Other than the physician's notes showing "a good amount of disease," there is no probative evidence as to the results of a CT scan that was performed on the claimant in October of 1983. The CT scan report, which was not in evidence, was, as to the claimant, hearsay. See generally Stouffer Corp. v. Henkel, 170 Ga. App. 383, 386 (2) (317 SE2d 222) (1984). The claimant himself was not qualified as an expert. Accordingly, any statement of "opinion" made by or attributed to the claimant which was to the effect that his CT scan of October 1983 may have showed a second herniated disc at L4 was non-probative hearsay as to that purported fact. Under OCGA § 24-9-65, lay opinions must be based upon facts not hearsay. See Avant Trucking Co. v. Stallion, 159 Ga. App. 198, 200 (283 SE2d 7) (1981). Moreover, not even an expert can give an opinion based upon reports which have been prepared by others and which are not in evidence. See Stouffer Corp. v. Henkel, supra at 386. The nonprobative value of the claimant's statements concerning the CT scan results of October 1983 was recognized by the ALJ. She stated, at least at one point during the hearing, that such statements would not be accepted "for proof of what the [CT] Scan revealed."
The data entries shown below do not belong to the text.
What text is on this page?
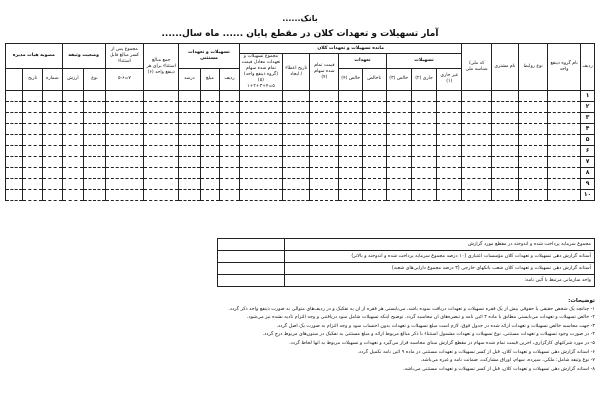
بانک......
آمار تسهیلات و تعهدات کلان در مقطع پایان ...... ماه سال......
ردیف	نام گروه ذینفع واحد	نوع روابط	نام مشتری	کد ملی/ شناسه ملی	مانده تسهیلات و تعهدات کلان								تسهیلات و تعهدات مستثنی			جمع مبالغ استثناء برای هر ذینفع واحد (۶)	مجموع پس از کسر مبالغ قابل استثناء	وضعیت وثیقه		مصوبه هیات مدیره		
					تسهیلات			تعهدات		قیمت تمام شده سهام (۴)	تاریخ اعطاء / ایجاد	مجموع تسهیلات و تعهدات معادل قیمت تمام شده سهام (گروه ذینفع واحد) (۵)
۵=۱+۲+۳+۴										
					غیر جاری (۱)	جاری (۲)	خالص (۳)	ناخالص	خالص (۴)				ردیف	مبلغ	درصد		۷=۵-۶	نوع	ارزش	شماره	تاریخ	
۱																						
۲																						
۳																						
۴																						
۵																						
۶																						
۷																						
۸																						
۹																						
۱۰																						
مجموع سرمایه پرداخت شده و اندوخته در مقطع مورد گزارش	
آستانه گزارش دهی تسهیلات و تعهدات کلان مؤسسات اعتباری (۱۰ درصد مجموع سرمایه پرداخت شده و اندوخته و بالاتر)	
آستانه گزارش دهی تسهیلات و تعهدات کلان شعب بانکهای خارجی (۳ درصد مجموع دارایی‌های شعبه)	
واحد سازمانی مرتبط با آئین نامه:	

توضیحات:

۱- چنانچه یک شخص حقیقی یا حقوقی بیش از یک فقره تسهیلات و تعهدات دریافت نموده باشد، می‌بایستی هر فقره از آن به تفکیک و در ردیف‌های متوالی به صورت ذینفع واحد ذکر گردد.

۲- خالص تسهیلات و تعهدات می‌بایستی مطابق با ماده ۳ آئین نامه و تبصره‌های آن محاسبه گردد. توضیح اینکه تسهیلات شامل سود دریافتنی و وجه التزام تأدیه نشده نیز می‌شود.

۳- جهت محاسبه خالص تسهیلات و تعهدات ارائه شده در جدول فوق، لازم است مبلغ تسهیلات و تعهدات بدون احتساب سود و وجه التزام به صورت یک اصل گردد.

۴- در صورت وجود تسهیلات و تعهدات مستثنی، نوع تسهیلات و تعهدات مشمول استثناء با ذکر مبالغ مربوط ارائه و مبلغ مستثنی به تفکیک در ستون‌های مربوط درج گردد.

۵- در مورد شرکتهای کارگزاری، آخرین قیمت تمام شده سهام در مقطع گزارش مبنای محاسبه قرار می‌گیرد و تعهدات و تسهیلات مربوط به آنها لحاظ گردد.

۶- آستانه گزارش دهی تسهیلات و تعهدات کلان، قبل از کسر تسهیلات و تعهدات مستثنی در ماده ۹ آئین نامه تکمیل گردد.

۷- نوع وثیقه شامل: ملکی، سپرده، سهام، اوراق مشارکت، ضمانت نامه و غیره می‌باشد.

۸- آستانه گزارش دهی تسهیلات و تعهدات کلان، قبل از کسر تسهیلات و تعهدات مستثنی می‌باشد.
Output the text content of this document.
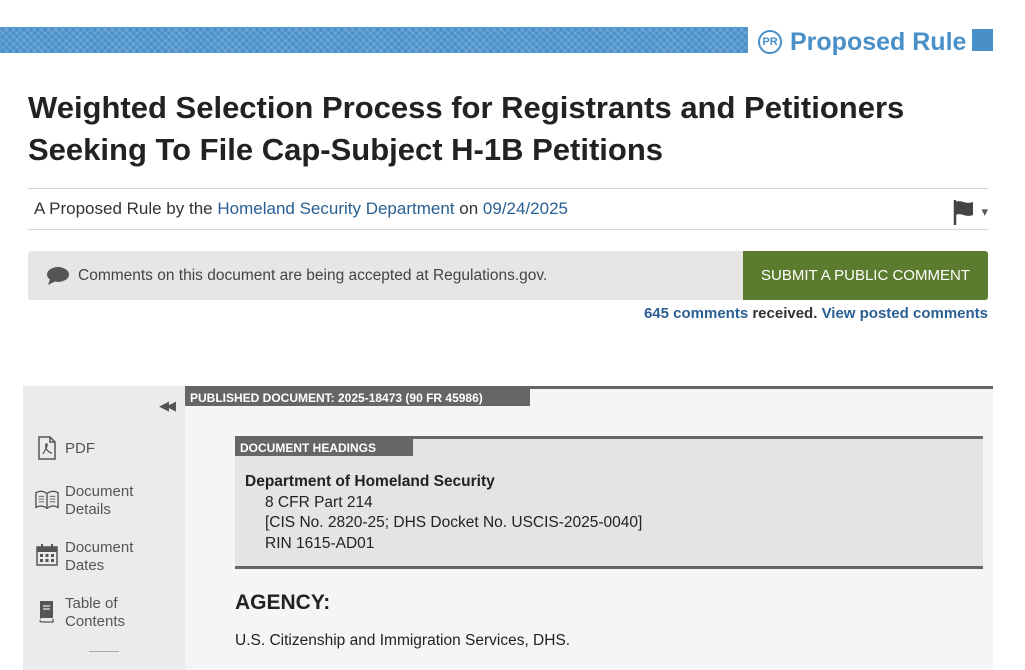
PR Proposed Rule
Weighted Selection Process for Registrants and Petitioners Seeking To File Cap-Subject H-1B Petitions
A Proposed Rule by the
Homeland Security Department
on
09/24/2025	▾
Comments on this document are being accepted at Regulations.gov.	SUBMIT A PUBLIC COMMENT
645 comments received. View posted comments
◀◀
PDF
Document
Details
Document
Dates
Table of
Contents
PUBLISHED DOCUMENT: 2025-18473 (90 FR 45986)
DOCUMENT HEADINGS
Department of Homeland Security
8 CFR Part 214
[CIS No. 2820-25; DHS Docket No. USCIS-2025-0040]
RIN 1615-AD01
AGENCY:
U.S. Citizenship and Immigration Services, DHS.
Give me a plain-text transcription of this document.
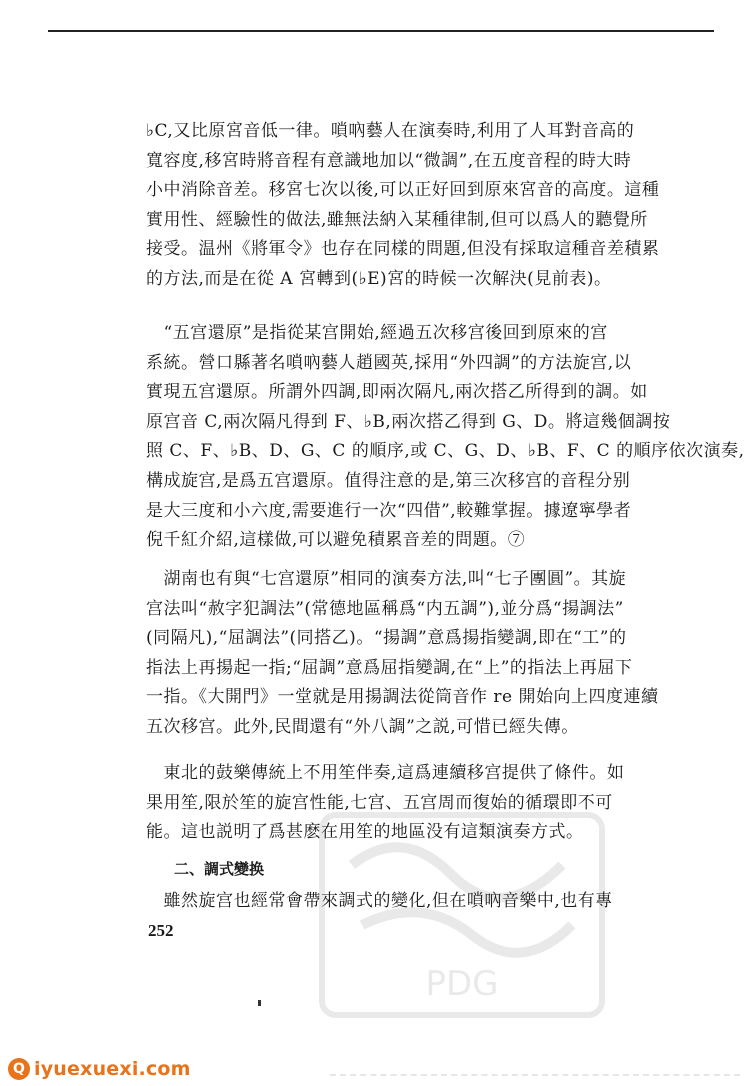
♭C,又比原宮音低一律。嗩吶藝人在演奏時,利用了人耳對音高的
寬容度,移宮時將音程有意識地加以“微調”,在五度音程的時大時
小中消除音差。移宮七次以後,可以正好回到原來宮音的高度。這種
實用性、經驗性的做法,雖無法納入某種律制,但可以爲人的聽覺所
接受。温州《將軍令》也存在同樣的問題,但没有採取這種音差積累
的方法,而是在從 A 宮轉到(♭E)宮的時候一次解決(見前表)。
　“五宫還原”是指從某宫開始,經過五次移宫後回到原來的宫
系統。營口縣著名嗩吶藝人趙國英,採用“外四調”的方法旋宫,以
實現五宫還原。所謂外四調,即兩次隔凡,兩次搭乙所得到的調。如
原宫音 C,兩次隔凡得到 F、♭B,兩次搭乙得到 G、D。將這幾個調按
照 C、F、♭B、D、G、C 的順序,或 C、G、D、♭B、F、C 的順序依次演奏,
構成旋宫,是爲五宫還原。值得注意的是,第三次移宫的音程分别
是大三度和小六度,需要進行一次“四借”,較難掌握。據遼寧學者
倪千紅介紹,這樣做,可以避免積累音差的問題。⑦
　湖南也有與“七宫還原”相同的演奏方法,叫“七子團圓”。其旋
宫法叫“赦字犯調法”(常德地區稱爲“内五調”),並分爲“揚調法”
(同隔凡),“屈調法”(同搭乙)。“揚調”意爲揚指變調,即在“工”的
指法上再揚起一指;“屈調”意爲屈指變調,在“上”的指法上再屈下
一指。《大開門》一堂就是用揚調法從筒音作 re 開始向上四度連續
五次移宫。此外,民間還有“外八調”之説,可惜已經失傳。
　東北的鼓樂傳統上不用笙伴奏,這爲連續移宫提供了條件。如
果用笙,限於笙的旋宫性能,七宫、五宫周而復始的循環即不可
能。這也説明了爲甚麽在用笙的地區没有這類演奏方式。
二、調式變换
　雖然旋宫也經常會帶來調式的變化,但在嗩吶音樂中,也有專
252
PDG
Q iyuexuexi.com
2. Based upon the foregoing, we do not reach the question of whether, under Gibbons, the award may have been supported by "any" evidence and whether the superior court may have erred in reversing it for insufficient evidence. "[A] misstatement of significant testimony will be ground for referral back to the board of an award [even if] otherwise supported by evidence where it is possible that a proper understanding of the evidence might have caused the finder of fact to reach a different conclusion." Aetna Ins. Co. v. Jones, 125 Ga. App. 471 (188 SE2d 180) (1972). See also Gates v. Aetna Ins. Co., 128 Ga. App. 546 (197 SE2d 381) (1973). "The most that the superior court or this court can do is, if it finds a significant misstatement of testimony in the finding of facts which in all likelihood erroneously influenced the award, to remand the case for further consideration. [Cit.]" Nationwide Mut. Ins. Co. v. Porter, 150 Ga. App. 513, 515 (258 SE2d 135) (1979). It cannot be said that the unsupported finding concerning the diagnosis of the claimant's lower back condition shortly after the trauma to his upper back on October 1, 1983, did not erroneously influence the finding that he suffered an entirely "new injury" as the result thereof. Accordingly, the order of the superior court reversing the award is itself reversed, with direction that the case be remanded to the Board for further proceedings not inconsistent with this opinion.

Judgment reversed with direction. McMurray, P. J., and Pope, *163 J., concur.